José Alberto Díaz-Quiñonez designed the experimental strategies; reviewed the results, figures, and text; contributed to fruitful discussions; and wrote the manuscript. Irma López-Martínez designed the experimental strategies, reviewed the results, and contributed to fruitful discussions. Belem Torres-Longoria designed the experiments, reviewed the results, and contributed to discussions. Mauricio Vázquez-Pichardo designed and performed the experiments, and constructed the figure. Edith Cruz-Ramírez reviewed the results and contributed to discussions. José Ernesto Ramírez-González carried out sequencing of PCR fragments and DNA data analyses. Cuitláhuac Ruiz-Matus designed the experimental strategies, reviewed the results, and contributed to fruitful discussions.

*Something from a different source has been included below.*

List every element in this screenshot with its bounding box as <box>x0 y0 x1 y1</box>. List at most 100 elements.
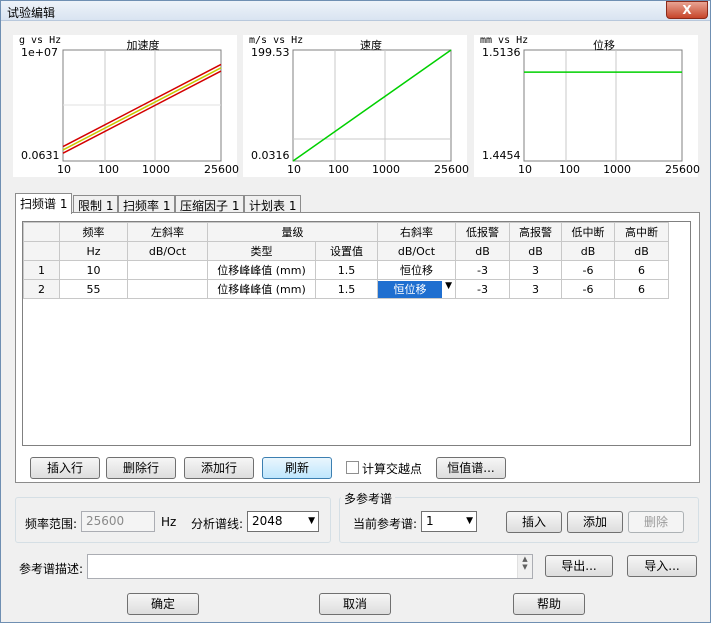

Pablo Kuri-Morales designed the experimental strategies, reviewed the results, and contributed to fruitful discussions.
This study was partially funded by CONACyT (Consejo Nacional de Ciencia y Tecnología, Mexico) Grant No. 210399.
Compliance with ethical standards
Conflict of interest
The authors declare no conflict of interest whatsoever.
This article uses human samples as part of the Mexican Epidemiological Surveillance System, according to the Mexican law (NOM-017-SSA2-2012 para la vigilancia epidemiológica).